Monday 26 December 2011

Joyeux Noel/The Art of War

“No plan,” wrote Sun Tzu, “survives engagement with the enemy.”

Snowboarding on Christmas Day.
Is that Jesus' light shining on me?
In this case the enemy takes the form of a French youth wearing a baggy patterned ski jacket that would have embarrassed the cast of Miami Vice. He’s skiing backward, doing a jump – a not-quite-in-control jump – off a crest, heading towards Emma. She catches him in the corner of her eye, loses concentration, her lower ski accelerates away and back up the slope, and the result is a twisting crash she doesn’t get up from.

The youth? The youth skis on.

That evening is spent yo-yoing between the Cabinet Médicale and the X-ray clinic, finally to find that the doctor can’t get the X-ray results up on screen. He hands back our €70 and asks Emma to ring him tomorrow morning – which is Christmas Day – at 9.00, by when he’ll have worked out the problem.

Emma, meantime, is determined that injury is no reason to abandon glamour, and encamps on the sofa wearing her favourite Audrey Hepburn sunglasses.

Roll the clock forward 24 hours.
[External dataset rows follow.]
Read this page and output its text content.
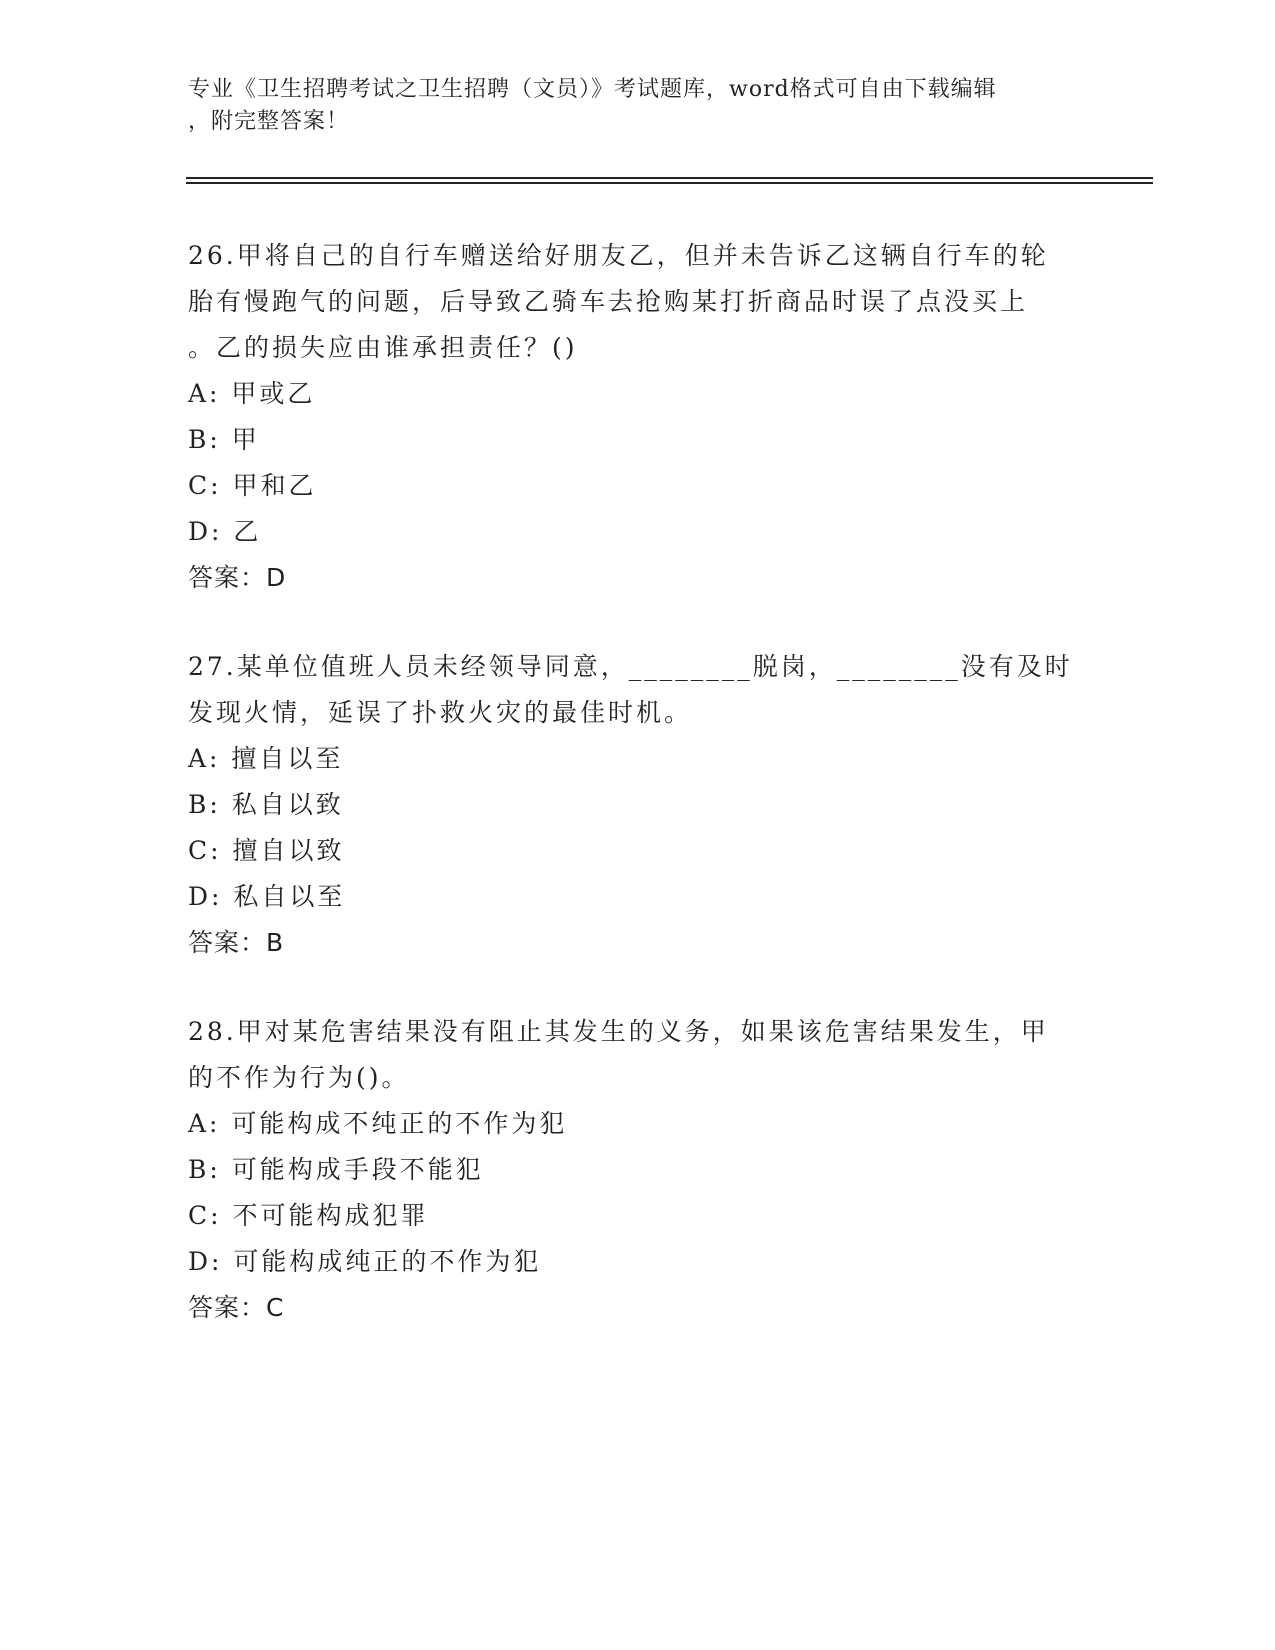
专业《卫生招聘考试之卫生招聘（文员）》考试题库，word格式可自由下载编辑
，附完整答案！
26.甲将自己的自行车赠送给好朋友乙，但并未告诉乙这辆自行车的轮
胎有慢跑气的问题，后导致乙骑车去抢购某打折商品时误了点没买上
。乙的损失应由谁承担责任？()
A: 甲或乙
B: 甲
C: 甲和乙
D: 乙
答案：D
27.某单位值班人员未经领导同意，________脱岗，________没有及时
发现火情，延误了扑救火灾的最佳时机。
A: 擅自以至
B: 私自以致
C: 擅自以致
D: 私自以至
答案：B
28.甲对某危害结果没有阻止其发生的义务，如果该危害结果发生，甲
的不作为行为()。
A: 可能构成不纯正的不作为犯
B: 可能构成手段不能犯
C: 不可能构成犯罪
D: 可能构成纯正的不作为犯
答案：C
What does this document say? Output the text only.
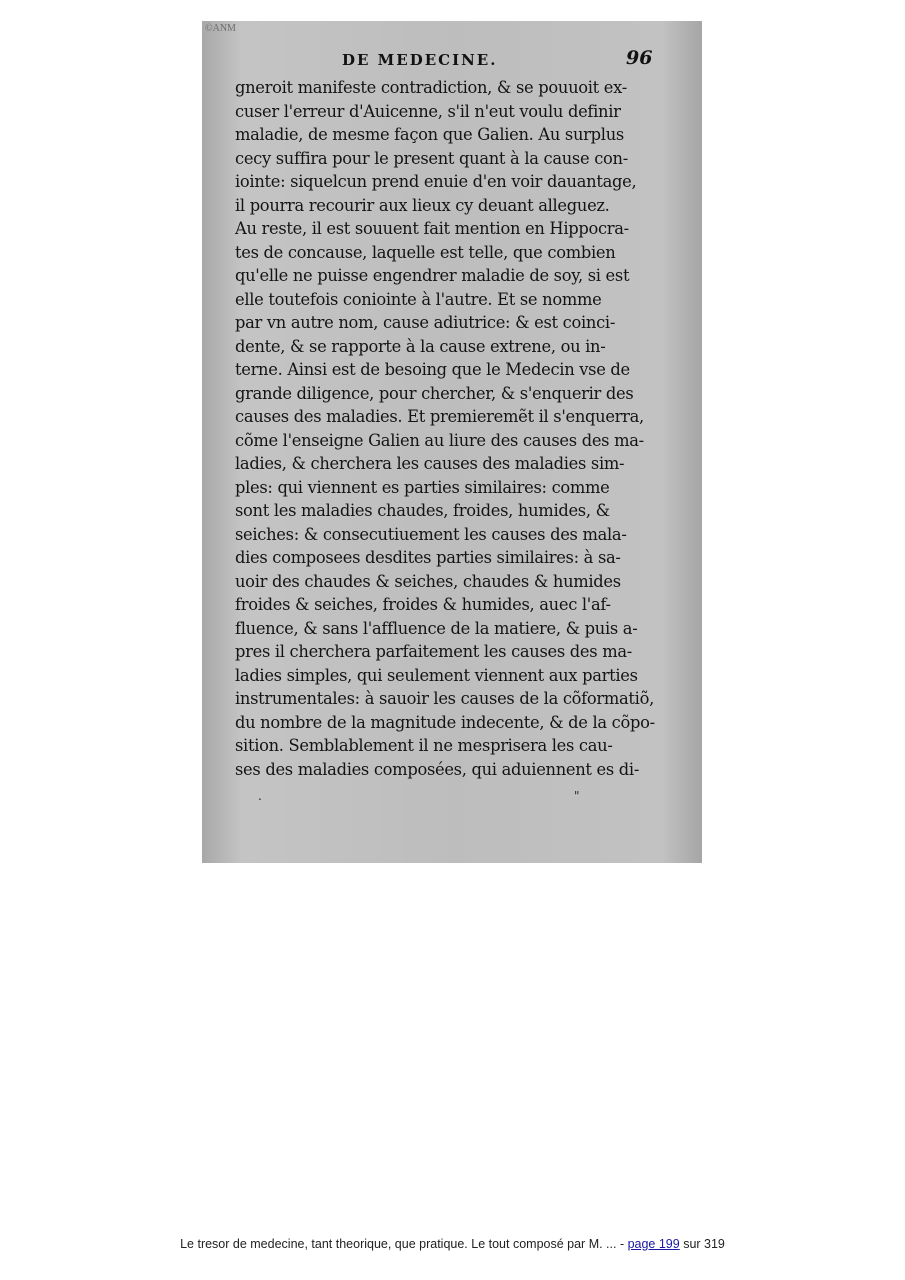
©ANM
DE MEDECINE.	96
gneroit manifeste contradiction, & se pouuoit ex-
cuser l'erreur d'Auicenne, s'il n'eut voulu definir
maladie, de mesme façon que Galien. Au surplus
cecy suffira pour le present quant à la cause con-
iointe: siquelcun prend enuie d'en voir dauantage,
il pourra recourir aux lieux cy deuant alleguez.
Au reste, il est souuent fait mention en Hippocra-
tes de concause, laquelle est telle, que combien
qu'elle ne puisse engendrer maladie de soy, si est
elle toutefois coniointe à l'autre. Et se nomme
par vn autre nom, cause adiutrice: & est coinci-
dente, & se rapporte à la cause extrene, ou in-
terne. Ainsi est de besoing que le Medecin vse de
grande diligence, pour chercher, & s'enquerir des
causes des maladies. Et premieremẽt il s'enquerra,
cõme l'enseigne Galien au liure des causes des ma-
ladies, & cherchera les causes des maladies sim-
ples: qui viennent es parties similaires: comme
sont les maladies chaudes, froides, humides, &
seiches: & consecutiuement les causes des mala-
dies composees desdites parties similaires: à sa-
uoir des chaudes & seiches, chaudes & humides
froides & seiches, froides & humides, auec l'af-
fluence, & sans l'affluence de la matiere, & puis a-
pres il cherchera parfaitement les causes des ma-
ladies simples, qui seulement viennent aux parties
instrumentales: à sauoir les causes de la cõformatiõ,
du nombre de la magnitude indecente, & de la cõpo-
sition. Semblablement il ne mesprisera les cau-
ses des maladies composées, qui aduiennent es di-
.	"
Le tresor de medecine, tant theorique, que pratique. Le tout composé par M. ... - page 199 sur 319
Diagnosis: a strain or possible tear to the knee ligaments. A brace and crutches initially, walk a bit each day, should be walking around fine in 10 days. Skiing again? A month. Sounds bad, but we have good friends with worse health worries at the moment.

The next day, I see someone from last week's Christmas drinks party being stretchered down from the exact-same spot where Emma crashed. Her friends are in the pharmacy on Boxing Day: torn calf muscles, a dislocated shoulder, and a broken collarbone.

Today, the New Year crowds have descended in earnest, and the snow's thinned out by about the same degree.

There’s only one run open at Seignus, and it looks a bit like the Tamworth Snowdome on its busiest night of the year. The slopes are crowded with men who make the drunken-English-stockbroker, let’s-go-straight-downhill Val d’Isere crowd look like models of consideration and caution. 

I decide discretion is the better part of valour, and stick my nose into The Singapore Grip.